1:30pm - I get admitted into a room. Still only at about 4cm, I ask when I can have epidural. Of course everyone laughs and thinks it cute, and politely tell me I'm not ready yet. For the next couple of hours, I threw up with every single contraction. Every couple of minutes. I couldn't take it anymore, and was dehydrating myself, so they gave me the epidural about 4pm.. Once I couldn't feel them anymore, I stopped getting sick. At this point, I was trying to nap but the excitement wasn't allowing me. I talked with friends on the phone and visited with family who came to see me.
10pm - My epidural started wearing off, just as the doctors told me I could start pushing. The pain wasn't allowing me to push, I just wanted to stay still and not move or do anything. The doctor was being a real meanie head about it.
11pm - doctors switched over and I got a new one. As my old doc walked out, she said to the new doc "good luck". Excuse me???? (this mean doc is who I ended up with delivery my twins 3 yrs later and was soooo awesome that time around) I convinced the new doc that I couldn't go on without more pain meds.

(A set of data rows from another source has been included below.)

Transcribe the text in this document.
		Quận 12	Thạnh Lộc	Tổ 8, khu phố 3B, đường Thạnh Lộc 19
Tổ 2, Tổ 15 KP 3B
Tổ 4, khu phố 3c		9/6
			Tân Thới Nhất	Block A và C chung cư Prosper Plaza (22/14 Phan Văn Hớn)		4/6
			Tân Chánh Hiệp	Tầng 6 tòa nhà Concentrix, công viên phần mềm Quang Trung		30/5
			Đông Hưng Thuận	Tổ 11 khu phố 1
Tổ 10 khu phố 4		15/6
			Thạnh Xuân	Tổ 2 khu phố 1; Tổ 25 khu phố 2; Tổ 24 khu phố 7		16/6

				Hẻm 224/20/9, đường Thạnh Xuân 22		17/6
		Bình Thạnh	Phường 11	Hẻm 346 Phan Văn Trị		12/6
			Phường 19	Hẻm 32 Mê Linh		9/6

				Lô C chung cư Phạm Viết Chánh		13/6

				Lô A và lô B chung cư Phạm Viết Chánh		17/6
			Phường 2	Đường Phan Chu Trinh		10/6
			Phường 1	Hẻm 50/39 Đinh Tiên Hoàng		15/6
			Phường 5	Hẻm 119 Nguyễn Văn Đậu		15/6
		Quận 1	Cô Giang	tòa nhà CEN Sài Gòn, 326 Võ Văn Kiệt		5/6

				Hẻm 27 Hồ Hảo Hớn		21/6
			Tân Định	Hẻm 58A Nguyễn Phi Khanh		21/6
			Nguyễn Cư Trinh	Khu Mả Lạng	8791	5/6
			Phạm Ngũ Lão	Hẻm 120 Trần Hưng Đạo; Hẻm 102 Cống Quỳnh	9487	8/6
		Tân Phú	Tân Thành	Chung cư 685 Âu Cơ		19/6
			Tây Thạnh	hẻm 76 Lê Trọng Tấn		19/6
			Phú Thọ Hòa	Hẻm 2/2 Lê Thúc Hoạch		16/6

She gave them to me. And we started our thing.
Apparently she couldn't just be born on her due date, she HAD to wait a few more minutes.
10/10/03, 12:06am - Madison Lynn was born. 7lbs, 18 in, and red hair.
It was like there was an elephant in the room. I looks at my husband like "OK, now what?" All that trying and excitement and now it was all over, she was here. I didn't know how to react. I didn't feel the need to cry and gush all over her, but felt like if I didn't I wasn't being a mom. So I just held her, and stared at her. My precious baby girl that I had been dreaming about for what seemed to be forever.